The originality of this is not in the violence itself but how lifelike it is. Gi-jun does not spray bullets but swings a baseball bat. Intimate, violent, imperfect. It falls when he hits. I cringed at every bone crushing blow. It is basic, carnal.
There’s a moment in episode one where two gangster families collide in a run-down building. The tension is thick, almost claustrophobic. You can almost taste the stale air, hear every distant footstep, see every anxious eye dart.
The reason Mercy for None sticks around even after the shootouts is the emotional aspect of it. This is not random violence. It is a man who suffers over anguish, guilt and betrayal. During silent moments, when I heard the sound of one breath next to a dying companion, when I watched the rain fall on his scarred face, I felt all of the loss.
The eyes of So Ji-sub turned out to be the key of the story. They spoke of regret, exhaustion, and steel. You experience his loneliness when the camera focuses on him after a fight. He is not a superhero; he is a man who is shattered, just collecting the pieces with bloody hands.
One of the most notable is episode four in the so-called Death Hallway when dozens of people are killed in a cruel slow motion. You do not only watch it, you feel every impact.
Despite the fact that it is revenge as fuel, Mercy for None invests in people. Ju-woon and Bong-san are not cardboard villains, the two gang patriarchs. The son of the heir Gu Jun-mo is shrewd, ambivalent, and frighteningly human. Even the prosecutor's son Lee Geum-son who pursues the power of the law turns out to be terrifyingly realistic.
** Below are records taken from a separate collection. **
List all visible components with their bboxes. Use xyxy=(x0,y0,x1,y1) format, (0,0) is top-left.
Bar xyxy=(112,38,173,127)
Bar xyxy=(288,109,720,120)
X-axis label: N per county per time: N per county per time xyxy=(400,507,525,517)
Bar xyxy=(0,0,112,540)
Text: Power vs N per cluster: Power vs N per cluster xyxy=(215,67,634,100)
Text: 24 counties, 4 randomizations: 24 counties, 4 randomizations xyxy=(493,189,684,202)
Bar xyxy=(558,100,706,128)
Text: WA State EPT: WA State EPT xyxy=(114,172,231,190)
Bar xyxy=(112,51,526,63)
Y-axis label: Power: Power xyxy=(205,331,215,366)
If you want a Realistic, hard-hitting action with no bullet ballet then Mercy for None is a must-watch.
It’s a short ride, seven episodes—but it lands heavy. Think John Wick grit, Korean noir soul, and the sad reality that some revenge stories end in ashes, not cheers.
Observing the path of Gi-jun, I perceived that vengeance is a mirror, which makes us look at our suffering, rage, and decisions. Everyone suffers. Burden is on us all. And not always is the desire of revenge nothing but terror in a uniform.
However, this show made me remember-
The true courage is to turn your back in times when you want to stay and to stand when all the things want to break you.
Violence cannot bring real redemption, it comes with acknowledgment.
Scars that are real are not symbols of shame instead they are insignia of survival.
Mercy For None is not comforting. It confronts. It is not a hopeful movie, it is a demonstration of how easily hope can be lost. And it reminds us that healing is not through victory, but starts by ceasing to fight the wrong battles.